German ISIS bride jailed for war crimes against Yazidis

A German woman and former member of the self-proclaimed Islamic State (IS) group was given on Monday a 10-year prison sentence by a Munich court for letting a Yazidi girl enslaved in Iraq die of thirst. 

The defendant was "found guilty of aiding and abetting crimes against humanity through enslavement, attempted murder and aiding and abetting the war crime of attempted murder by omission, and membership in a foreign terrorist organisation," according to a statement released by the plaintiffs' lawyers. 

The landmark case was one of the first trials in the world to prosecute a war crime against the Yazidis, a religious and ethnic minority persecuted and enslaved by jihadists in Iraq and in Syria. An estimated 10,000 Yazidi people were killed in northern Iraq in the mass atrocities. About 7,000 Yazidi women and girls, some as young as nine, were enslaved and forcibly transferred to locations in Iraq and eastern Syria. 

“This conviction will mean a lot to ISIS survivors especially the ones who have shared their statements with us in the hope that they will see justice one day. It is also very encouraging for our organisation that has been tirelessly collecting evidence since the first months of the Yazidi genocide," said Natia Navrouzov, Legal Advocacy Director at global Yazidi NGO Yazda. 

Who's the woman convicted on Monday? 

Jennifer Wenisch, 30, accused of war crimes and murder, could have been given life imprisonment. A convert, she travelled to Syria in 2014 to join IS and later married Iraqi national Taha al-Jumailly. She was recruited in 2015 by IS morality police, patrolling the streets of Fallujah and Mosul to ensure respect for the jihadist group's dress code and public behaviour. 

German prosecutors say Wenisch and her IS husband "purchased" a Yazidi woman and her 5-year old child, Rania, as household "slaves" in Mosul in 2015. Rania and her mother were held captive for about six weeks and "subjected to almost daily beatings which the defendant often instigated," the plaintiffs' lawyers said in a statement. 

"The defendant and her husband forced the Yazidi mother to do housework and both she and her daughter were forced to pray even though the couple knew that the captives were Yazidis," the lawyers went on.
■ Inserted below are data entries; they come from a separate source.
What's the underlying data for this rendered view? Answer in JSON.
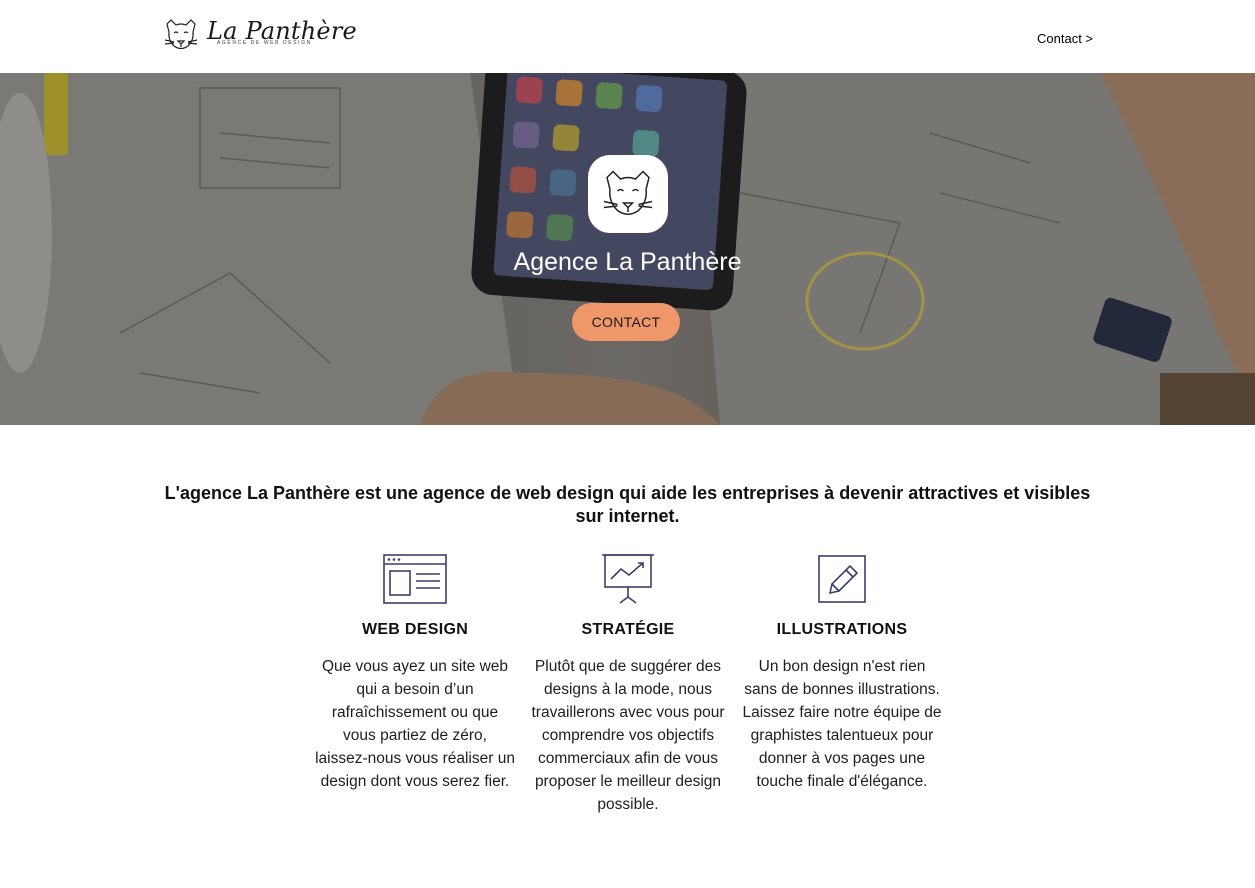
{
  "header": {
    "logo_name": "La Panthère",
    "logo_tagline": "AGENCE DE WEB DESIGN",
    "logo_icon": "panther-head-icon",
    "nav_contact": "Contact >"
  },
  "hero": {
    "badge_icon": "panther-head-icon",
    "title": "Agence La Panthère",
    "cta_label": "CONTACT",
    "cta_color": "#f0976a"
  },
  "intro": {
    "text": "L'agence La Panthère est une agence de web design qui aide les entreprises à devenir attractives et visibles sur internet."
  },
  "features": [
    {
      "icon": "browser-window-icon",
      "title": "WEB DESIGN",
      "text": "Que vous ayez un site web qui a besoin d’un rafraîchissement ou que vous partiez de zéro, laissez-nous vous réaliser un design dont vous serez fier."
    },
    {
      "icon": "presentation-chart-icon",
      "title": "STRATÉGIE",
      "text": "Plutôt que de suggérer des designs à la mode, nous travaillerons avec vous pour comprendre vos objectifs commerciaux afin de vous proposer le meilleur design possible."
    },
    {
      "icon": "pencil-square-icon",
      "title": "ILLUSTRATIONS",
      "text": "Un bon design n'est rien sans de bonnes illustrations. Laissez faire notre équipe de graphistes talentueux pour donner à vos pages une touche finale d'élégance."
    }
  ],
  "colors": {
    "accent": "#f0976a",
    "icon_stroke": "#3b3f6b"
  }
}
What were the circumstances of Rania's death? "After the girl fell ill and wet her mattress, the husband of the accused chained her up outside as punishment and let the child die an agonising death of thirst in the scorching heat," prosecutors said. 

Wenisch's husband is also facing a separate trial in Frankfurt with a verdict due in late November. Wenisch said she was "afraid" that her husband would "push her or lock her up" if she intervened to save the girl. The girl's mother, Nora T., continued to be held captive by the couple after her daughter died. She testified at the trial of the tortures inflicted on her child. 

German newspaper Sueddeutsche Zeitung reported that Wenisch claimed she was being "made an example of for everything that has happened under IS." Reacting to the verdict on Monday, the child’s mother said: “It was very difficult for me to hear the verdict today. All the memories came flooding back. I am glad that after six years the German court determined that the defendant is responsible for my daughter’s death, but no sentence in the world will bring her back”. 

How was Wenisch arrested? 

Wenisch was arrested by Turkish security services in January 2016 in Ankara and then extradited to Germany. But she was not taken into custody until June 2018, when she got arrested while trying to reach the territories that IS still controlled in Syria with her two-year-old daughter 

During the journey, she told her driver about her life in Iraq. The latter was actually an FBI informant who drove her in a car equipped with microphones. The prosecution used these tapes to indict her. 

Are there any precedents? 

Germany has prosecuted several German and foreign nationals for war crimes and crimes against humanity committed abroad. Courts used the principle of universal jurisdiction which allows crimes to be prosecuted even if they were carried out in a foreign country. 

In November 2020, a German woman identified as Nurten J. was charged with crimes against humanity allegedly committed while she was living in Syria as a member of IS. In October 2020, the German-Tunisian wife of a rapper-turned-jihadist was convicted to three-and-a-half years in prison for her role in the enslavement of a Yazidi girl in Syria. 

"I am grateful to the German prosecutors for bringing this case and I hope that we will see a more concerted global effort to bring ISIS to justice,” said victim's counsel Amal Clooney after Monday's verdict.